A following question on jeremy’s last answer. He says it makes more sense to use xxun … but in that case, would not help the model to know that was a name? The same with local, a special kind of number… this kind of things?
After tokenization, words are just numbers. The network does not care about fonts or style since none of that information is given to it, only numbers otherwise called tokens.

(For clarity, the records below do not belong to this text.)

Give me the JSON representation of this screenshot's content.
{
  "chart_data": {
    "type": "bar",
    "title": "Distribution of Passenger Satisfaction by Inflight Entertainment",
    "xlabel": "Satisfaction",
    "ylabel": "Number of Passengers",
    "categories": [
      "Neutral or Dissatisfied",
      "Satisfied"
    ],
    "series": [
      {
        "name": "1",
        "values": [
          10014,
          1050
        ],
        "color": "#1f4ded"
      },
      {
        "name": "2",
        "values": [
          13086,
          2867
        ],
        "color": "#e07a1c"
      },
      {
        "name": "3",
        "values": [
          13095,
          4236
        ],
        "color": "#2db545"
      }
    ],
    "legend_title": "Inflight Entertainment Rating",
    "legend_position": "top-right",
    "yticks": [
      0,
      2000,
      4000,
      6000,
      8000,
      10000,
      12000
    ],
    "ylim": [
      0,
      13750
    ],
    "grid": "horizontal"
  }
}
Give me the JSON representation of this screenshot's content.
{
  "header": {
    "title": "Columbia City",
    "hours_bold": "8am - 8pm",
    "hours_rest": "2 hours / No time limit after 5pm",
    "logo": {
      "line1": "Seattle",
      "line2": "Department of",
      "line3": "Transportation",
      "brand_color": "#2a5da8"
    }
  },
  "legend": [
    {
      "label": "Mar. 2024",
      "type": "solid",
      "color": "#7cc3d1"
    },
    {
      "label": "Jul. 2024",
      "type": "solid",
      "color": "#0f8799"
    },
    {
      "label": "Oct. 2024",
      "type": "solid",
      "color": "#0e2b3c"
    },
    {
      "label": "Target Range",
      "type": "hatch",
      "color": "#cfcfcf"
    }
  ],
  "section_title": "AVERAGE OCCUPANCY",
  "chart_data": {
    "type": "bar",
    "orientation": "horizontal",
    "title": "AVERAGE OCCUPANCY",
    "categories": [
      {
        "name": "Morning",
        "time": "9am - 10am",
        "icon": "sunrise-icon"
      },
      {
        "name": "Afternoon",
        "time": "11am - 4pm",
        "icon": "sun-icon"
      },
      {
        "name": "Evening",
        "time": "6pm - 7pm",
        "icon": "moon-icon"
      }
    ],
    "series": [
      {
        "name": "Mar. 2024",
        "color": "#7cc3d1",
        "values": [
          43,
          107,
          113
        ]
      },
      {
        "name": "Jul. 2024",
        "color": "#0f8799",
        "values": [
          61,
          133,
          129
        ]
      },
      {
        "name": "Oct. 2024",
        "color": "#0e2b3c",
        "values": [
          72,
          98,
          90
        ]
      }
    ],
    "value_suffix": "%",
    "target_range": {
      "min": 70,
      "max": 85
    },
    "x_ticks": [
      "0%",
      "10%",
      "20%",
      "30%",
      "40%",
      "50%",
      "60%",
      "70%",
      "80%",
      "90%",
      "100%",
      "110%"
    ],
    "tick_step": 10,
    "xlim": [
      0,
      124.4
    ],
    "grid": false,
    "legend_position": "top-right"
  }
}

my guess is that it might end up harming than helping since the synonyms are not always easily interchangeable in the sentence. also it might cause combinatorial explosion of every sentence based on the fanout of synonyms for each replacement. maybe if we take a very small subset of strictly interchangeable ones, it might be useful.
I think Jeremy. Like to get a subset of the data such that you can run on your local machine and get results in seconds. so subsetting? Maybe the backend does something like images where it reads in documents for each batch run. It is pretty common to store documents in the folder format that vision module expect. Train/Class/doc1.txt… But I wonder, how preprocessing work like normalization and scaling if you cannot get the whole dataset in memory.
Could you mention specifically a systematic way to add noise to texts? Image with noise is still meaningful image, but I am afraid that noise can easily make a sentence grammatically incorrect or even meaningless.
That does help actually. When making a classifier for Spanish Tweets, I added a token for laughs (‘jajajaja’) a token for numbers (‘34’) a token for users (’’@user") and another for hashtags (’#fastai’). It helped performance.
I pre-tokenized . I iterated twice over the dataset, once to pre-tokenize by replacing tokens by their corresponding placeholders and then ran the official fastai tokenizer.
If we have only a few features (say 5) and a few observations (in the order of thousands), can deep learning still work? Asking because there seems to be a general opinion out there that seems to suggest that deep learning needs a lot of data. Using transfer learning can mitigate such problems in image and text classification but for structured deep learning, is there a solution?